As a general rule, it may be said that negligence, in order to render a person liable, need not be the sole cause of an injury. It is sufficient that his negligence, concurring with one or more efficient causes, other than plaintiff's fault, is the proximate cause of the injury. Accordingly, where several causes combine to produce injuries, a person is not relieved from liability because he is responsible for only one of them, it being sufficient that his negligence is an efficient cause, without which the injury would not have resulted, to as great an extent, and that such other cause is not attributable to the person injured. It is no defense to one of the concurrent tort feasors [sic] that the injury would not have resulted from his negligence alone, without the negligence or wrongful acts of the other concurrent tort feasor [sic].

Id., quoting 65 C.J.S. 675, Negligence, Para. 110a. When there is more than one possible proximate cause of an injury, brought about by the negligence of more than one party, the purposes of the applicable rules best would be served by a single trial.

Despite his defense that Kiddy's damages flowed solely from the other physician's actions, Dr. Lipscomb asserted in his motion that he would be prejudiced by Dr. Chepko's involvement in the case. Under the circumstances, however, it would appear that retaining Dr. Chepko as a party would have been more advantageous than prejudicial to Dr. Lipscomb.

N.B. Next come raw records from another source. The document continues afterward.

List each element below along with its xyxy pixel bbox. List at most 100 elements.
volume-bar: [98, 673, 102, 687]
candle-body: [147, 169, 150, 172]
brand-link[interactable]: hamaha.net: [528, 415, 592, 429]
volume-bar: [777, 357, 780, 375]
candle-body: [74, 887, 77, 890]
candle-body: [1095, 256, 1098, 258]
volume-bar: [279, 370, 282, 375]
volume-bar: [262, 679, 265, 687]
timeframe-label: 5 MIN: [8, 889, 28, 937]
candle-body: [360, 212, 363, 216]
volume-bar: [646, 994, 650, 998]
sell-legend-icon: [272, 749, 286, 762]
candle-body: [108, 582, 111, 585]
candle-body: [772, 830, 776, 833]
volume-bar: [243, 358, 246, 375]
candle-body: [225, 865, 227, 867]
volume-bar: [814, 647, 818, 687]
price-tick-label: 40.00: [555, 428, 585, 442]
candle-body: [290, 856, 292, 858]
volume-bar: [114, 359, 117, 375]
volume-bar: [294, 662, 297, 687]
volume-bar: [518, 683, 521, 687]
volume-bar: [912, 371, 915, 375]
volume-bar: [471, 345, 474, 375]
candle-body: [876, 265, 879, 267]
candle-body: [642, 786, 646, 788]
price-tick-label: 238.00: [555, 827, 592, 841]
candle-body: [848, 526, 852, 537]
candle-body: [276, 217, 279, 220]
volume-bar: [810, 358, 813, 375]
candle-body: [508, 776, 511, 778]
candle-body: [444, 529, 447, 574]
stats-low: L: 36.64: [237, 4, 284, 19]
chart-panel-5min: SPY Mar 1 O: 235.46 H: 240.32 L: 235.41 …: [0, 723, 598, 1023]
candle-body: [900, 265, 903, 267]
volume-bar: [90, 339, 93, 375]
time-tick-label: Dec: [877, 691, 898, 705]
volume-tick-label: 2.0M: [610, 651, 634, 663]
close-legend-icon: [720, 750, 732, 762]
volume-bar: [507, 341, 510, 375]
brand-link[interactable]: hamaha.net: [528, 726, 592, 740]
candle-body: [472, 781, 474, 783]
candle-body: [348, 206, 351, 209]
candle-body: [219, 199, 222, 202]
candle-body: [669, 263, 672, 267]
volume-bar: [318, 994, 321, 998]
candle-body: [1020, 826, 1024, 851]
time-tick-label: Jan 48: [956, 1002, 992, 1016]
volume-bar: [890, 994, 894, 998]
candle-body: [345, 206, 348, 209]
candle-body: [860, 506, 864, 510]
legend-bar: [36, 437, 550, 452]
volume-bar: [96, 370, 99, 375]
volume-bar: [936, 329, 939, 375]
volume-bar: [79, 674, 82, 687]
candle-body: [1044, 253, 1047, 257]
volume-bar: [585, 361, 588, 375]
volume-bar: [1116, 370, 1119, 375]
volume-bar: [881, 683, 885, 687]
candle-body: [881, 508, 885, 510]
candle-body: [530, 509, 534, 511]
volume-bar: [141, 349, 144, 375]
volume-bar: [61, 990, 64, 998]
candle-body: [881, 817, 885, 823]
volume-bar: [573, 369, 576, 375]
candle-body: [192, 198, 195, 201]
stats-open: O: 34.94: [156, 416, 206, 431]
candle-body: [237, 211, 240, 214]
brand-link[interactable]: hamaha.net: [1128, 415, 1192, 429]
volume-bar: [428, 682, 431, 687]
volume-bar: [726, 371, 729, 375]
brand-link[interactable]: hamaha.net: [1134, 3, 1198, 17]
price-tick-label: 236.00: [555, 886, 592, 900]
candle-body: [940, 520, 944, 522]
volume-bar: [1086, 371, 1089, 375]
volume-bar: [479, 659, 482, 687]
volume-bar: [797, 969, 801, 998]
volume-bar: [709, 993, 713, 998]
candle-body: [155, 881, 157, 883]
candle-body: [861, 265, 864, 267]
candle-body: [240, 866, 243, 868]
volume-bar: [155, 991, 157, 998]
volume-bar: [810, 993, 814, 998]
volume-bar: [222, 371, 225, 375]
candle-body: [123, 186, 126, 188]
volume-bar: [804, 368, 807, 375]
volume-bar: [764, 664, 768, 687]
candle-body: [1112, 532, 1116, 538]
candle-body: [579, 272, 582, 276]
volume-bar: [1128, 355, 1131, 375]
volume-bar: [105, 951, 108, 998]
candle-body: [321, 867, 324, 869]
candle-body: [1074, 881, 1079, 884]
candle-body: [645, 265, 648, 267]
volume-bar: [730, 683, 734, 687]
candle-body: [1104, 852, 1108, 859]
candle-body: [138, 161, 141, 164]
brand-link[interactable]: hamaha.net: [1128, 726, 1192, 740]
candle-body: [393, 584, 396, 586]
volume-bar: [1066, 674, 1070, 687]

When applying our procedural rules governing severance, as well as joinder of parties or actions, we do not view individual rules in isolation. Rather, they must be considered in light of other applicable rules. Joinder of Dr. Chepko was appropriate under Rule 20, which provides for permissive joinder of parties "to promote trial convenience and expedite the final determination of disputes." Official Comment, Rule 20. Rule 20 requires only that the plaintiff's right to relief against each defendant arise from the same transaction or occurrence and that there is some question of law common to all of the parties. Id. Similarly, actions against Drs. Lipscomb and Chepko could have been consolidated under M.R.C.P. 42(a). Under these rules and the facts of this case, where parties or actions may be joined, denial of joinder or consolidation in the case sub judice would have been an abuse of discretion.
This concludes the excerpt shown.